その40 突然の別れ

文字数 811文字

 翌週の定期試験も終わり、後は夏休みを迎えるだけとなった。今日一日最後の授業を受けると、明日は終業式と掃除で終わりである。心なしか足取りも軽い僕だった。

 教室に入るともうそれがルーティンのようになっている星羅がやって来た。

「おはよう」
「おはよう」
「今日一日がんばったら、明日から休みだね」
「そうだね」
「夏休みの予定は立てた?」
「別に」
「そうなんだ。ねぇ、矢野君。折角の夏休みだから旅行でもしない?」
「旅行?」
「どこでもいいから、一泊二日くらいでさ」
「ううん」

 どうせ一日中家でゴロゴロしているよりはマシなのだろうが、どうも気が引ける。

「考えておくよ」
「じゃあね」

 星羅は去って行った。
 ふと気が付くと、今日はまだ健斗が来ていない。いつもは僕より早いのだがどうしたのだろう。
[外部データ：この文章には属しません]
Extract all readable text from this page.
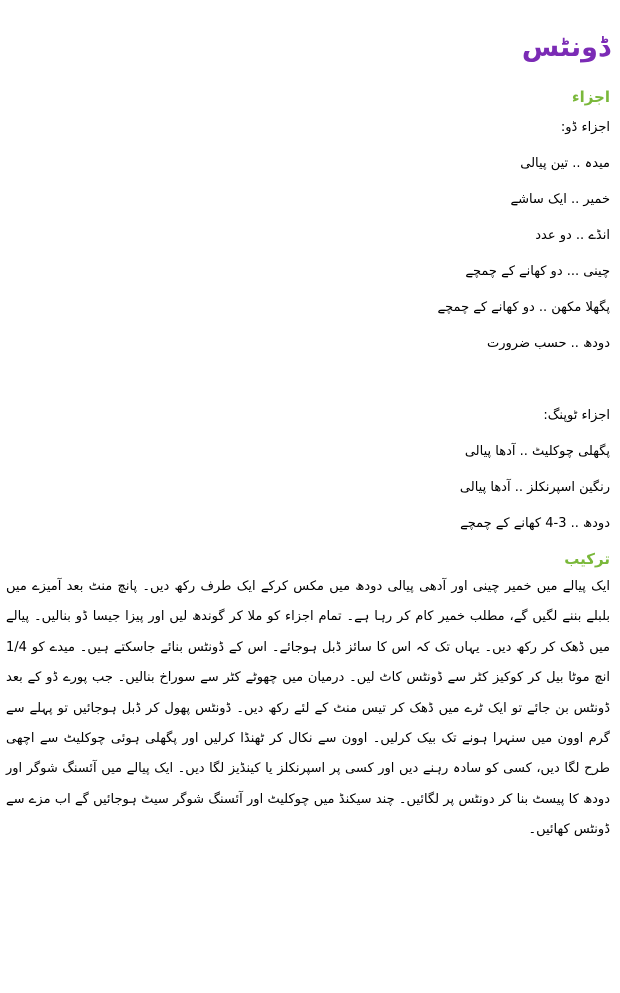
ڈونٹس
اجزاء

اجزاء ڈو:

میدہ .. تین پیالی

خمیر .. ایک ساشے

انڈے .. دو عدد

چینی ... دو کھانے کے چمچے

پگھلا مکھن .. دو کھانے کے چمچے

دودھ .. حسب ضرورت

اجزاء ٹوپنگ:

پگھلی چوکلیٹ .. آدھا پیالی

رنگین اسپرنکلز .. آدھا پیالی

دودھ .. 3-4 کھانے کے چمچے

ترکیب

ایک پیالے میں خمیر چینی اور آدھی پیالی دودھ میں مکس کرکے ایک طرف رکھ دیں۔ پانچ منٹ بعد آمیزے میں بلبلے بننے لگیں گے، مطلب خمیر کام کر رہا ہے۔ تمام اجزاء کو ملا کر گوندھ لیں اور پیزا جیسا ڈو بنالیں۔ پیالے میں ڈھک کر رکھ دیں۔ یہاں تک کہ اس کا سائز ڈبل ہوجائے۔ اس کے ڈونٹس بنائے جاسکتے ہیں۔ میدے کو 1/4 انچ موٹا بیل کر کوکیز کٹر سے ڈونٹس کاٹ لیں۔ درمیان میں چھوٹے کٹر سے سوراخ بنالیں۔ جب پورے ڈو کے بعد ڈونٹس بن جائے تو ایک ٹرے میں ڈھک کر تیس منٹ کے لئے رکھ دیں۔ ڈونٹس پھول کر ڈبل ہوجائیں تو پہلے سے گرم اوون میں سنہرا ہونے تک بیک کرلیں۔ اوون سے نکال کر ٹھنڈا کرلیں اور پگھلی ہوئی چوکلیٹ سے اچھی طرح لگا دیں، کسی کو سادہ رہنے دیں اور کسی پر اسپرنکلز یا کینڈیز لگا دیں۔ ایک پیالے میں آئسنگ شوگر اور دودھ کا پیسٹ بنا کر دونٹس پر لگائیں۔ چند سیکنڈ میں چوکلیٹ اور آئسنگ شوگر سیٹ ہوجائیں گے اب مزے سے ڈونٹس کھائیں۔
その内にでも来ると持っていたのだが、結局彼は授業が始まろうとする時にも来ていなかった。

 やがて担任がやって来て、僕達にいきなり言った。

「突然だが、流石君が転校することになった」
「えーっ!」

 とにかく突然すぎて、クラスの中は騒然とした。ただ、僕と星羅だけは理由が分かるだけに下を向いて笑いをこらえていた。

 全く、健斗というやつは本当に糸の切れた凧のようなやつだ。自由気ままにやりたいようにやってくれる。あそこまで自由だと、さすがの僕も羨ましくなってしまう。
 しかし彼はこの学校をつまらないと、本当に思ったのだろうか。僕の感覚では結構気に入っていたように思える。しかも美紀という強力なパートナーも現れている。色々考えてみるのだが、これと言った理由が見つからない。

 そのうちクラスの一人が尋ねていた。

「流石君は何処に行くんですか?」
「流石君はお父さんの仕事の都合で、アメリカに行くことになったんだ」
「マジかよ!」

 今度は僕が思わず口にしていた。ただ単純に面白くないから止めたのではなかったのである。僕は星羅を見た。彼女も僕の方を見て驚きの表情を見せていた。